Dormir solos: un paso natural para crecer

Uno de los temas que más dudas genera, en casa, es el momento en que los hijos deben empezar a dormir en su propio cuarto. No hay una regla exacta que funcione para todas las familias, pero sí hay algunas ideas que pueden ayudar a tomar una decisión tranquila y con sentido.

Cuando los bebés son pequeños, es muy común que duerman en la habitación de los padres. Esto da seguridad, facilita atenderlos en la noche y permite ese contacto tan importante en los primeros meses. Muchos papás disfrutan esa etapa, porque sienten a su bebé más cerca y protegido.

Con el paso del tiempo, poco a poco, surge la pregunta: ¿ya es momento de que duerma en su cuarto? En muchos casos, entre los seis meses y el año puede ser una buena etapa para intentarlo. A esa edad, los niños empiezan a adaptarse mejor a rutinas y pueden dormir más horas seguidas.

Llevarlos a su propio cuarto no significa alejarlos, sino ayudarlos a crecer. Dormir solos les da confianza, les enseña a calmarse y a sentirse seguros en su propio espacio. También, ayuda a que toda la familia descanse mejor.

Eso sí, el cambio no tiene que ser de un día para otro. Se puede hacer poco a poco: empezar con siestas en su cuarto, acompañarlos hasta que se duerman o dejar una luz tenue si lo necesitan. Un cuento antes de dormir, un abrazo o una palabra cariñosa hacen una gran diferencia.

También, es importante observar las señales de cada niño. Si se muestra muy angustiado o inseguro, quizá convenga esperar un poco más o avanzar con mayor calma. Escuchar sus emociones y validar lo que siente ayuda a que el proceso sea más positivo y fortalece la confianza entre padres e hijos.

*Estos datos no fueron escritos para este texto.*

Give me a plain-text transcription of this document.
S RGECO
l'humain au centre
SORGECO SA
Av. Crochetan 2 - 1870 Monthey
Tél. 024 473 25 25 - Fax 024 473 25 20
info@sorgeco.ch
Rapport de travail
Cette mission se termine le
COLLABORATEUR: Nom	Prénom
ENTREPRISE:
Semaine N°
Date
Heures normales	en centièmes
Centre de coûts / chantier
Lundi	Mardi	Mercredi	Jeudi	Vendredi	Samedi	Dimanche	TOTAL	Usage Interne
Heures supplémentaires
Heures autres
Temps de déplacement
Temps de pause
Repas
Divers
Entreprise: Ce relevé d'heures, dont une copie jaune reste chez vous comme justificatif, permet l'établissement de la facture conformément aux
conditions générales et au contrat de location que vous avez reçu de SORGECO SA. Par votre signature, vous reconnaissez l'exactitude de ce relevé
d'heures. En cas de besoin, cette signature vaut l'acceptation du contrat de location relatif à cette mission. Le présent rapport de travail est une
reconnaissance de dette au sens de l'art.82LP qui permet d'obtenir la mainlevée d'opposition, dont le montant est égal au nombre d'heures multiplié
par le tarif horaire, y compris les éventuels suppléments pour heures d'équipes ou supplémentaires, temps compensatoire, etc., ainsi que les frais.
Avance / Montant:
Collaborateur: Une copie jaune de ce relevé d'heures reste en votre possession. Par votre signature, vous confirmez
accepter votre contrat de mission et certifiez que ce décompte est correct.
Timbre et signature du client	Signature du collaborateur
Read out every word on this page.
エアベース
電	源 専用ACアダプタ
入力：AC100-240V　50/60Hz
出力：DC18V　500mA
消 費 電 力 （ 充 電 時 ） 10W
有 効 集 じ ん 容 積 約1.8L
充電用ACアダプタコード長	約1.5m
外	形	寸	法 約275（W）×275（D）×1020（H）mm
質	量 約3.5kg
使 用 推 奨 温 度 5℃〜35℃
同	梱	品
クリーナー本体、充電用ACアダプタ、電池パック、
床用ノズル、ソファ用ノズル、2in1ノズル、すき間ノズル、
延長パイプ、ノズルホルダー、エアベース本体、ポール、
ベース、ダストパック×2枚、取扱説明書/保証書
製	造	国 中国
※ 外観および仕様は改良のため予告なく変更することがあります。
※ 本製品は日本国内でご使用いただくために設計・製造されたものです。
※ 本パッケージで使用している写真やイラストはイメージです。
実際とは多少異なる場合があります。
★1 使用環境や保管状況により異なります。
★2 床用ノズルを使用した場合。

Habrá noches más fáciles que otras y eso es completamente normal. Algunos niños se adaptan rápido, mientras que otros necesitan más tiempo. Lo importante es tener paciencia y transmitirles tranquilidad.
Al final, cada familia encuentra su propio ritmo. No se trata de hacerlo perfecto, sino de hacerlo con amor. Porque, más allá del lugar donde duerman, lo que realmente importa es que los niños se sientan seguros, acompañados y queridos.